Could theropod dinosaurs have evolved to a human level of intelligence? This question is also the title of a study published in The Journal of comparative neurology. The scholars and researchers told: "Noting that some theropod dinosaurs had large brains, large grasping hands, and likely binocular vision, paleontologist Dale Russell suggested that a branch of these dinosaurs might have evolved to a human intelligence level, had dinosaurs not become extinct.
I offer reasons why the likely pallial organization in dinosaurs would have made this improbable, based on four assumptions. First, it is assumed that achieving human intelligence requires evolving an equivalent of the about 200 functionally specialized cortical areas characteristic of humans.
Second, it is assumed that dinosaurs had an avian nuclear type of pallial organization, in contrast to the mammalian cortical organization.Third, it is assumed that the interactions between the different neuron types making up an information processing unit within pallium are critical to its role in analyzing information.
Finally, it is assumed that increasing axonal length between the neuron sets carrying out this operation impairs its efficacy. Based on these assumptions, I present two main reasons why dinosaur pallium might have been unable to add the equivalent of 200 efficiently functioning cortical areas.
First, a nuclear pattern of pallial organization would require increasing distances between the neuron groups corresponding to the separate layers of any given mammalian cortical area, as more sets of nuclei equivalent to a cortical area are interposed between the existing sets, increasing axon length and thereby impairing processing efficiency.
Second, because of its nuclear organization, dinosaur pallium could not reduce axon length by folding to bring adjacent areas closer together, as occurs in cerebral cortex." Theropods are a clade of saurischian dinosaurs.

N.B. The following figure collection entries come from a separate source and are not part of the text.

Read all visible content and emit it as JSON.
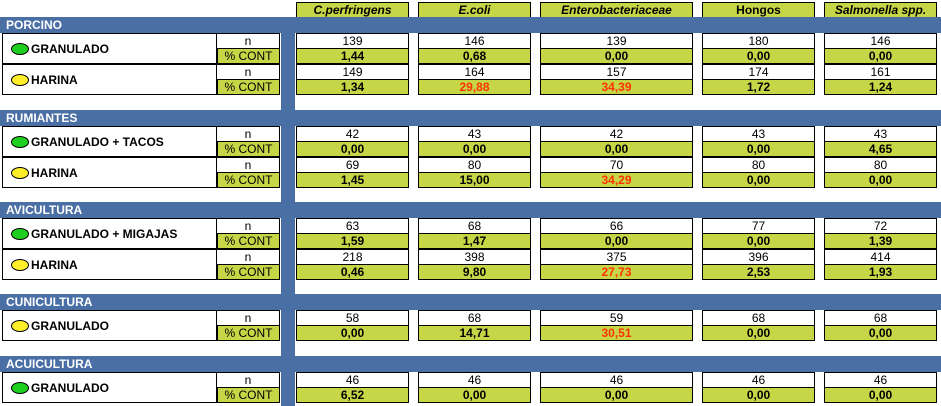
{
  "columns": [
    "C.perfringens",
    "E.coli",
    "Enterobacteriaceae",
    "Hongos",
    "Salmonella spp."
  ],
  "labels": {
    "n": "n",
    "pct": "% CONT"
  },
  "colors": {
    "header_green": "#c6d647",
    "section_blue": "#4a6fa5",
    "highlight_red": "#ff3300",
    "dot_green": "#1fcf1f",
    "dot_yellow": "#ffef2a"
  },
  "sections": [
    {
      "title": "PORCINO",
      "rows": [
        {
          "label": "GRANULADO",
          "dot": "green",
          "n": [
            "139",
            "146",
            "139",
            "180",
            "146"
          ],
          "pct": [
            "1,44",
            "0,68",
            "0,00",
            "0,00",
            "0,00"
          ],
          "highlight": []
        },
        {
          "label": "HARINA",
          "dot": "yellow",
          "n": [
            "149",
            "164",
            "157",
            "174",
            "161"
          ],
          "pct": [
            "1,34",
            "29,88",
            "34,39",
            "1,72",
            "1,24"
          ],
          "highlight": [
            1,
            2
          ]
        }
      ]
    },
    {
      "title": "RUMIANTES",
      "rows": [
        {
          "label": "GRANULADO + TACOS",
          "dot": "green",
          "n": [
            "42",
            "43",
            "42",
            "43",
            "43"
          ],
          "pct": [
            "0,00",
            "0,00",
            "0,00",
            "0,00",
            "4,65"
          ],
          "highlight": []
        },
        {
          "label": "HARINA",
          "dot": "yellow",
          "n": [
            "69",
            "80",
            "70",
            "80",
            "80"
          ],
          "pct": [
            "1,45",
            "15,00",
            "34,29",
            "0,00",
            "0,00"
          ],
          "highlight": [
            2
          ]
        }
      ]
    },
    {
      "title": "AVICULTURA",
      "rows": [
        {
          "label": "GRANULADO + MIGAJAS",
          "dot": "green",
          "n": [
            "63",
            "68",
            "66",
            "77",
            "72"
          ],
          "pct": [
            "1,59",
            "1,47",
            "0,00",
            "0,00",
            "1,39"
          ],
          "highlight": []
        },
        {
          "label": "HARINA",
          "dot": "yellow",
          "n": [
            "218",
            "398",
            "375",
            "396",
            "414"
          ],
          "pct": [
            "0,46",
            "9,80",
            "27,73",
            "2,53",
            "1,93"
          ],
          "highlight": [
            2
          ]
        }
      ]
    },
    {
      "title": "CUNICULTURA",
      "rows": [
        {
          "label": "GRANULADO",
          "dot": "yellow",
          "n": [
            "58",
            "68",
            "59",
            "68",
            "68"
          ],
          "pct": [
            "0,00",
            "14,71",
            "30,51",
            "0,00",
            "0,00"
          ],
          "highlight": [
            2
          ]
        }
      ]
    },
    {
      "title": "ACUICULTURA",
      "rows": [
        {
          "label": "GRANULADO",
          "dot": "green",
          "n": [
            "46",
            "46",
            "46",
            "46",
            "46"
          ],
          "pct": [
            "6,52",
            "0,00",
            "0,00",
            "0,00",
            "0,00"
          ],
          "highlight": []
        }
      ]
    }
  ]
}
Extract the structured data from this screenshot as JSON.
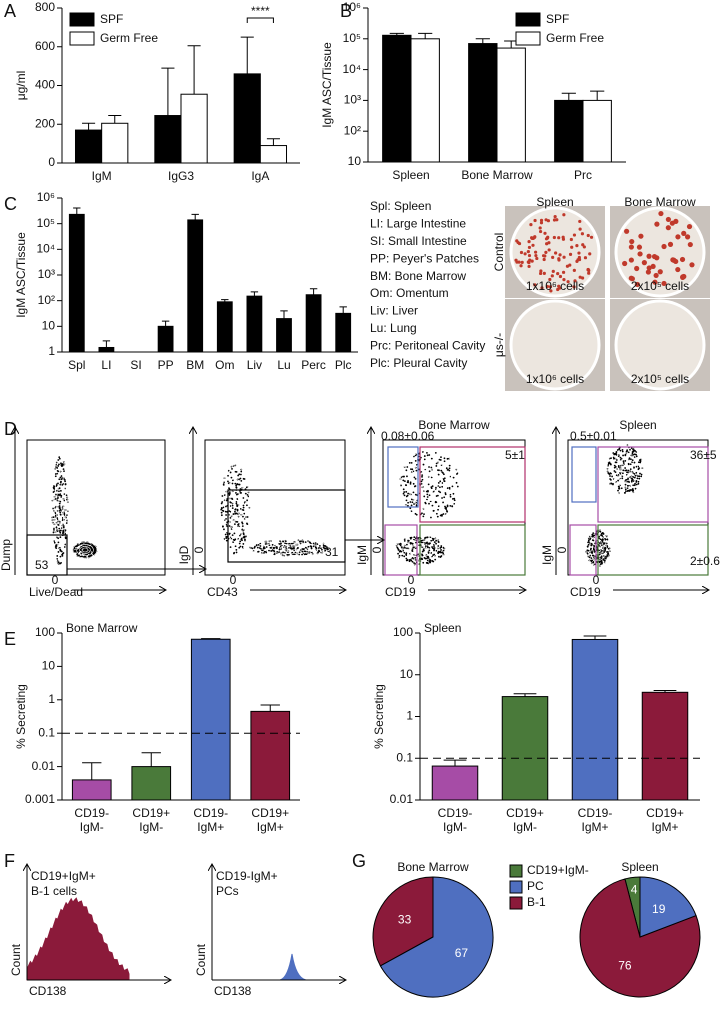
{
  "panel_labels": [
    "A",
    "B",
    "C",
    "D",
    "E",
    "F",
    "G"
  ],
  "chart_data": [
    {
      "type": "bar",
      "ylabel": "μg/ml",
      "categories": [
        "IgM",
        "IgG3",
        "IgA"
      ],
      "series": [
        {
          "name": "SPF",
          "color": "#000000",
          "values": [
            170,
            245,
            460
          ],
          "errors": [
            35,
            245,
            190
          ]
        },
        {
          "name": "Germ Free",
          "color": "#ffffff",
          "values": [
            205,
            355,
            90
          ],
          "errors": [
            40,
            250,
            35
          ]
        }
      ],
      "ylim": [
        0,
        800
      ],
      "yticks": [
        0,
        200,
        400,
        600,
        800
      ],
      "legend": "upper-left",
      "annotation": "****"
    },
    {
      "type": "bar",
      "ylabel": "IgM ASC/Tissue",
      "log_scale": true,
      "categories": [
        "Spleen",
        "Bone Marrow",
        "Prc"
      ],
      "series": [
        {
          "name": "SPF",
          "color": "#000000",
          "values": [
            130000,
            70000,
            1000
          ],
          "errors": [
            20000,
            30000,
            700
          ]
        },
        {
          "name": "Germ Free",
          "color": "#ffffff",
          "values": [
            100000,
            50000,
            1000
          ],
          "errors": [
            50000,
            35000,
            1000
          ]
        }
      ],
      "ylim": [
        10,
        1000000
      ],
      "yticks": [
        10,
        {
          "value": 100,
          "label": "10²"
        },
        {
          "value": 1000,
          "label": "10³"
        },
        {
          "value": 10000,
          "label": "10⁴"
        },
        {
          "value": 100000,
          "label": "10⁵"
        },
        {
          "value": 1000000,
          "label": "10⁶"
        }
      ],
      "legend": "upper-right"
    },
    {
      "type": "bar",
      "ylabel": "IgM ASC/Tissue",
      "log_scale": true,
      "categories": [
        "Spl",
        "LI",
        "SI",
        "PP",
        "BM",
        "Om",
        "Liv",
        "Lu",
        "Perc",
        "Plc"
      ],
      "values": [
        230000,
        1.5,
        null,
        10,
        140000,
        90,
        150,
        20,
        170,
        32
      ],
      "errors": [
        180000,
        1.2,
        null,
        6,
        90000,
        20,
        70,
        20,
        120,
        25
      ],
      "color": "#000000",
      "ylim": [
        1,
        1000000
      ],
      "yticks": [
        1,
        10,
        {
          "value": 100,
          "label": "10²"
        },
        {
          "value": 1000,
          "label": "10³"
        },
        {
          "value": 10000,
          "label": "10⁴"
        },
        {
          "value": 100000,
          "label": "10⁵"
        },
        {
          "value": 1000000,
          "label": "10⁶"
        }
      ]
    },
    {
      "type": "bar",
      "title": "Bone Marrow",
      "ylabel": "% Secreting",
      "log_scale": true,
      "categories": [
        [
          "CD19-",
          "IgM-"
        ],
        [
          "CD19+",
          "IgM-"
        ],
        [
          "CD19-",
          "IgM+"
        ],
        [
          "CD19+",
          "IgM+"
        ]
      ],
      "values": [
        0.004,
        0.01,
        65,
        0.45
      ],
      "errors": [
        0.009,
        0.016,
        3,
        0.25
      ],
      "colors": [
        "#a64ca6",
        "#4a7a3a",
        "#4f6fc0",
        "#8b1a3a"
      ],
      "threshold": 0.1,
      "ylim": [
        0.001,
        100
      ],
      "yticks": [
        0.001,
        0.01,
        0.1,
        1,
        10,
        100
      ]
    },
    {
      "type": "bar",
      "title": "Spleen",
      "ylabel": "% Secreting",
      "log_scale": true,
      "categories": [
        [
          "CD19-",
          "IgM-"
        ],
        [
          "CD19+",
          "IgM-"
        ],
        [
          "CD19-",
          "IgM+"
        ],
        [
          "CD19+",
          "IgM+"
        ]
      ],
      "values": [
        0.065,
        3,
        70,
        3.8
      ],
      "errors": [
        0.025,
        0.5,
        15,
        0.4
      ],
      "colors": [
        "#a64ca6",
        "#4a7a3a",
        "#4f6fc0",
        "#8b1a3a"
      ],
      "threshold": 0.1,
      "ylim": [
        0.01,
        100
      ],
      "yticks": [
        0.01,
        0.1,
        1,
        10,
        100
      ]
    },
    {
      "type": "pie",
      "categories": [
        "CD19+IgM-",
        "PC",
        "B-1"
      ],
      "colors": [
        "#4a7a3a",
        "#4f6fc0",
        "#8b1a3a"
      ],
      "series": [
        {
          "name": "Bone Marrow",
          "values": [
            null,
            67,
            33
          ]
        },
        {
          "name": "Spleen",
          "values": [
            4,
            19,
            76
          ]
        }
      ]
    }
  ],
  "abbreviations": [
    "Spl: Spleen",
    "LI: Large Intestine",
    "SI: Small Intestine",
    "PP: Peyer's Patches",
    "BM: Bone Marrow",
    "Om: Omentum",
    "Liv: Liver",
    "Lu: Lung",
    "Prc: Peritoneal Cavity",
    "Plc: Pleural Cavity"
  ],
  "plates": {
    "columns": [
      "Spleen",
      "Bone Marrow"
    ],
    "rows": [
      "Control",
      "μs-/-"
    ],
    "cells": [
      "1x10⁶ cells",
      "2x10⁵ cells",
      "1x10⁶ cells",
      "2x10⁵ cells"
    ]
  },
  "flow": [
    {
      "ylabel": "Dump",
      "xlabel": "Live/Dead",
      "xtick": "0",
      "gates": [
        "53"
      ]
    },
    {
      "ylabel": "IgD",
      "xlabel": "CD43",
      "xtick": "0",
      "ytick": "0",
      "gates": [
        "31"
      ]
    },
    {
      "title": "Bone Marrow",
      "ylabel": "IgM",
      "xlabel": "CD19",
      "xtick": "0",
      "ytick": "0",
      "gates": [
        "0.08±0.06",
        "5±1"
      ]
    },
    {
      "title": "Spleen",
      "ylabel": "IgM",
      "xlabel": "CD19",
      "xtick": "0",
      "ytick": "0",
      "gates": [
        "0.5±0.01",
        "36±5",
        "2±0.6"
      ]
    }
  ],
  "histograms": [
    {
      "lines": [
        "CD19+IgM+",
        "B-1 cells"
      ],
      "color": "#8b1a3a",
      "ylabel": "Count",
      "xlabel": "CD138"
    },
    {
      "lines": [
        "CD19-IgM+",
        "PCs"
      ],
      "color": "#4f6fc0",
      "ylabel": "Count",
      "xlabel": "CD138"
    }
  ]
}
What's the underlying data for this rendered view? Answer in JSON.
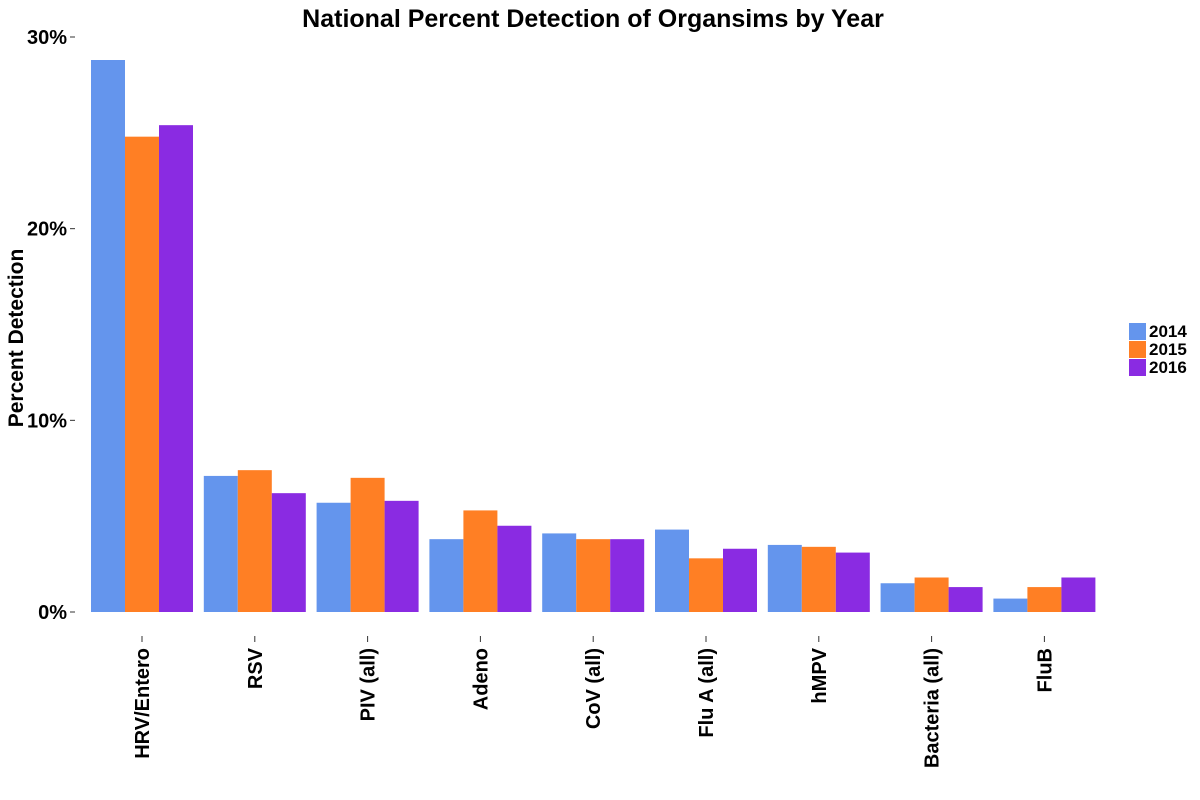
{
  "chart_data": {
    "type": "bar",
    "title": "National Percent Detection of Organsims by Year",
    "xlabel": "",
    "ylabel": "Percent Detection",
    "ylim": [
      0,
      30
    ],
    "yticks": [
      "0%",
      "10%",
      "20%",
      "30%"
    ],
    "ytick_values": [
      0,
      10,
      20,
      30
    ],
    "grid": false,
    "legend_position": "right",
    "categories": [
      "HRV/Entero",
      "RSV",
      "PIV (all)",
      "Adeno",
      "CoV (all)",
      "Flu A (all)",
      "hMPV",
      "Bacteria (all)",
      "FluB"
    ],
    "series": [
      {
        "name": "2014",
        "color": "#6495ED",
        "values": [
          28.8,
          7.1,
          5.7,
          3.8,
          4.1,
          4.3,
          3.5,
          1.5,
          0.7
        ]
      },
      {
        "name": "2015",
        "color": "#FF7F24",
        "values": [
          24.8,
          7.4,
          7.0,
          5.3,
          3.8,
          2.8,
          3.4,
          1.8,
          1.3
        ]
      },
      {
        "name": "2016",
        "color": "#8A2BE2",
        "values": [
          25.4,
          6.2,
          5.8,
          4.5,
          3.8,
          3.3,
          3.1,
          1.3,
          1.8
        ]
      }
    ]
  }
}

Most were carnivorous, but certain genera evolved into herbivores, omnivores, piscivores, and insectivores. Theropods appeared in the Upper Triassic and included the only large terrestrial carnivores from the Lower Jurassic to the end of the Cretaceous.
Birds appeared during the Upper Jurassic and today there are 10,000 living species. In 2014, scientists published details about how birds evolved from other theropod dinosaurs. Among the traits linking birds with other theropod dinosaurs are the forcula, air sacs, brooding of eggs and plumage, especially in coelurosaurs but also in other clades, since the simple feather is an ancestral trait common to all the ornithodires.